What Do You Want Students to Learn?

Can you show them all the library resources?
I just need them to be able to use the databases.

Can you talk to them about citing sources?

                                       --instructors everywhere

It can be easy to build a class around these typical show-them-how-to requests, but meaningful information literacy education will only take place by shifting the question from What do I want to show students? to What do I want students to be able to do? That's all a learning outcome is--your educational hope for your students. 

Characteristics of Good Learning Outcomes

Learning outcomes can be expressed as knowledge, skills, or attitudes you hope students will gain. A good learning outcome is

  • measurable or judge-able.
  • clear to the students, faculty, and librarian.
  • appropriate in scale to the situation/class.
  • integrated, developmental, and transferable.

An Outcomes Formula

Although there is no one agreed upon definition of learning outcomes among all educators, the following outcome formula is relatively standard in information literacy education circles. 

Learning outcomes formula: observable behavior + in order to + reason why

Observable Behavior: Begin with a verb that reflects the desired skill and appropriate cognitive level. Select verbs that are measurable, observable or "judge-able." Use Bloom's Taxonomy (either the original or revised) as a source of verbs to creative your learning outcomes.

In Order To: Serves as a bridge bridge between the behavior and the rationale.

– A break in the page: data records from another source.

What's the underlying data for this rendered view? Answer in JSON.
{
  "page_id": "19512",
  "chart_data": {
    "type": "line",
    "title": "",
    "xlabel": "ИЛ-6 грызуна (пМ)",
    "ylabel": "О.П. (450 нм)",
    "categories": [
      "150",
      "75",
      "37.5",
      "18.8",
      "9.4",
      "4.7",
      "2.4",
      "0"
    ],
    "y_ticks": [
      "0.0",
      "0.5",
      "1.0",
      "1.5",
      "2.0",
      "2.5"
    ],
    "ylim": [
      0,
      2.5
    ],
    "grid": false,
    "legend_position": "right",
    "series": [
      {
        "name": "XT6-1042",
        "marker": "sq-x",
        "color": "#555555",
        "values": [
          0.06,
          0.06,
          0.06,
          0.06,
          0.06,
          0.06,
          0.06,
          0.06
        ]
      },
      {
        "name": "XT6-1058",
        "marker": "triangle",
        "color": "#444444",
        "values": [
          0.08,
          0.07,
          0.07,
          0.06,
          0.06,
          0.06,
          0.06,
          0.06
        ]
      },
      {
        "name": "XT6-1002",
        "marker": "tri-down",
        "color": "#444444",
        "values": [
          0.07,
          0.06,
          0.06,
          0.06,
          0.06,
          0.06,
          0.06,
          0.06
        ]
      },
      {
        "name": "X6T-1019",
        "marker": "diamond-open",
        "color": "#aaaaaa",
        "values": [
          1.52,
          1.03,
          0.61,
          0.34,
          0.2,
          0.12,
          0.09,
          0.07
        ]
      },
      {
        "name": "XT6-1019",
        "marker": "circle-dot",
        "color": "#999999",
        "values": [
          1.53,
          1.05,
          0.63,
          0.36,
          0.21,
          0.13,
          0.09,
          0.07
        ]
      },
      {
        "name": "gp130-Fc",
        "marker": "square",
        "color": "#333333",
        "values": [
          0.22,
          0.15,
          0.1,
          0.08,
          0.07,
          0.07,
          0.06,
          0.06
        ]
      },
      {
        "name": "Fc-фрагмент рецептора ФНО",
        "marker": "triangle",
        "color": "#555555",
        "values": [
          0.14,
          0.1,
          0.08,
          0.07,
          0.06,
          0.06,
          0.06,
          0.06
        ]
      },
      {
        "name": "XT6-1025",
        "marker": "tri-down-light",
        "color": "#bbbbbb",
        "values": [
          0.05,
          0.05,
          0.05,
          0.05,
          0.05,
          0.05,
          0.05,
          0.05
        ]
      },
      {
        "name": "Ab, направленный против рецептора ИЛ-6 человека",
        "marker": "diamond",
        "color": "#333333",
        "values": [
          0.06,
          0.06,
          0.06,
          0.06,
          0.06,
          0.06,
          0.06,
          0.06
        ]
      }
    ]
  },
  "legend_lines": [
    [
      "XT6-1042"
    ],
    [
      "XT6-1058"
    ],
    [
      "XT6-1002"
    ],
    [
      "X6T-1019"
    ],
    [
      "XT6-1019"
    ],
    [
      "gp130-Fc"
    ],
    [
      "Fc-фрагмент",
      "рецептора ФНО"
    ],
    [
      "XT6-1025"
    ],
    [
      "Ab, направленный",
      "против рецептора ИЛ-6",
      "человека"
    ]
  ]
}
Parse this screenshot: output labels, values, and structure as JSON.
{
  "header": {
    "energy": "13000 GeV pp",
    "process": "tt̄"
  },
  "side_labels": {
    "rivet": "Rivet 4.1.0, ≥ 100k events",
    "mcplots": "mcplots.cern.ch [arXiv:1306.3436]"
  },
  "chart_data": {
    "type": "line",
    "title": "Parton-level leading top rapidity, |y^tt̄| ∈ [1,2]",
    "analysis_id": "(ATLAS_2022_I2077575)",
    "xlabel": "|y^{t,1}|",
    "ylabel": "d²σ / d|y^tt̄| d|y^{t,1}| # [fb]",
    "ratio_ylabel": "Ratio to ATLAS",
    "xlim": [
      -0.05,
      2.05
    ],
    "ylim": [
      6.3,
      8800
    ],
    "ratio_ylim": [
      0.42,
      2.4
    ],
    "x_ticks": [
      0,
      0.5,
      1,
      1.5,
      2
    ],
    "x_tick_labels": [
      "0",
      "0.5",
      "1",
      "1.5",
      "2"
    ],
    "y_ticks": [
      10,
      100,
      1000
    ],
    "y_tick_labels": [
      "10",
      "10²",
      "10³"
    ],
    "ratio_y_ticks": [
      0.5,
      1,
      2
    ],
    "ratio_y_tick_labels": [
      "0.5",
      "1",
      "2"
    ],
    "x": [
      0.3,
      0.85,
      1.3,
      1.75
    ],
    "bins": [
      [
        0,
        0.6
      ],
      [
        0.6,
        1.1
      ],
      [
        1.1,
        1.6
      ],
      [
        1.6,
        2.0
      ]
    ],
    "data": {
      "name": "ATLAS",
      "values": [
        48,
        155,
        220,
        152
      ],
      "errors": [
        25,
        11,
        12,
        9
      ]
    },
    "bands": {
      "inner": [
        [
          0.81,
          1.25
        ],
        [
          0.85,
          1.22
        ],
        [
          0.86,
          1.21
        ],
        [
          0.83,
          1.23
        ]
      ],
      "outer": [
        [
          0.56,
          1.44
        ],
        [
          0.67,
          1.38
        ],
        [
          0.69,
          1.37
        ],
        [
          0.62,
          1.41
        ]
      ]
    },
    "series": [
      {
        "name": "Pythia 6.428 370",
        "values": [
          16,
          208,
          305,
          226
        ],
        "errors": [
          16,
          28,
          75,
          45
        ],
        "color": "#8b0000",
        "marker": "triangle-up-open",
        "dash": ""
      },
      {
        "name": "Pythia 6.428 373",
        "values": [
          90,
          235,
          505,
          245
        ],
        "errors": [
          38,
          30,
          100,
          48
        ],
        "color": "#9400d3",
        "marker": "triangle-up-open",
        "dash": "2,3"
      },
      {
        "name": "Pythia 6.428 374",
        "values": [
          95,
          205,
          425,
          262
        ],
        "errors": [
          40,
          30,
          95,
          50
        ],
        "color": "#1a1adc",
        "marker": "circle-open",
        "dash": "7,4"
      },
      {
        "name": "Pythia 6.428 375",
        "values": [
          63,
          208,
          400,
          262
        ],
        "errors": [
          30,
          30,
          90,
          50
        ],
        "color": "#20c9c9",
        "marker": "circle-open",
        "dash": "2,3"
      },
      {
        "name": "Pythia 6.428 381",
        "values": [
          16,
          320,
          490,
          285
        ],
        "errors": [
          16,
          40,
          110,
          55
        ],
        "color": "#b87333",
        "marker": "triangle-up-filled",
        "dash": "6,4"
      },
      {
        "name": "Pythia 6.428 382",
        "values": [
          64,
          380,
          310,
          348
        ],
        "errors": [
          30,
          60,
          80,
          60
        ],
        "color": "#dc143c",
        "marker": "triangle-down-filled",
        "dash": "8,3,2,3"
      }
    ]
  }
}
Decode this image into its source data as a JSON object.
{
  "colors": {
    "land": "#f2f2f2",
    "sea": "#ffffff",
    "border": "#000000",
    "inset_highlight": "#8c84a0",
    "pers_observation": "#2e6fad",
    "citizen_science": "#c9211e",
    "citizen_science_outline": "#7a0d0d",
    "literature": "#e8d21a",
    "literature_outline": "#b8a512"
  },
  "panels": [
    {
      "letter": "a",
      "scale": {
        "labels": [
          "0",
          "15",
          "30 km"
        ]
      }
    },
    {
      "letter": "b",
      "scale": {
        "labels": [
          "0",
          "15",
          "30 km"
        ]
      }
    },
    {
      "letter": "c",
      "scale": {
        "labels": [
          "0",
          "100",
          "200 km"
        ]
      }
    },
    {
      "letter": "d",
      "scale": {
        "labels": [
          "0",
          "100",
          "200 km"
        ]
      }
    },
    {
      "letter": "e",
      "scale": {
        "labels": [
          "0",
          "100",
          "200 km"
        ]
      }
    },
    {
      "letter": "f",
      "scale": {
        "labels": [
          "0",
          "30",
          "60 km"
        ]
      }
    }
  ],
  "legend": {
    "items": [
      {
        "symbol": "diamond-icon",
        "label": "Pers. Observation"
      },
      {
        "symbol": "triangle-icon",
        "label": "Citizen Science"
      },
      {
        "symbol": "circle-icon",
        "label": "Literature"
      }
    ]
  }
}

Reason Why:  Describes the way the student will apply the ability. It creates relevance and connection for the student.

Sample Outcomes

Here are a few examples of the outcomes formula in action:

  • Students will develop website evaluation criteria in order to identify information sources appropriate to their research.
  • Students will demonstrate the use of Boolean operators in order to develop effective search statements.
  • Students will distinguish between primary and secondary research in order to identify primary research articles. 
  • Students will select subject-specific databases in order to locate relevant research.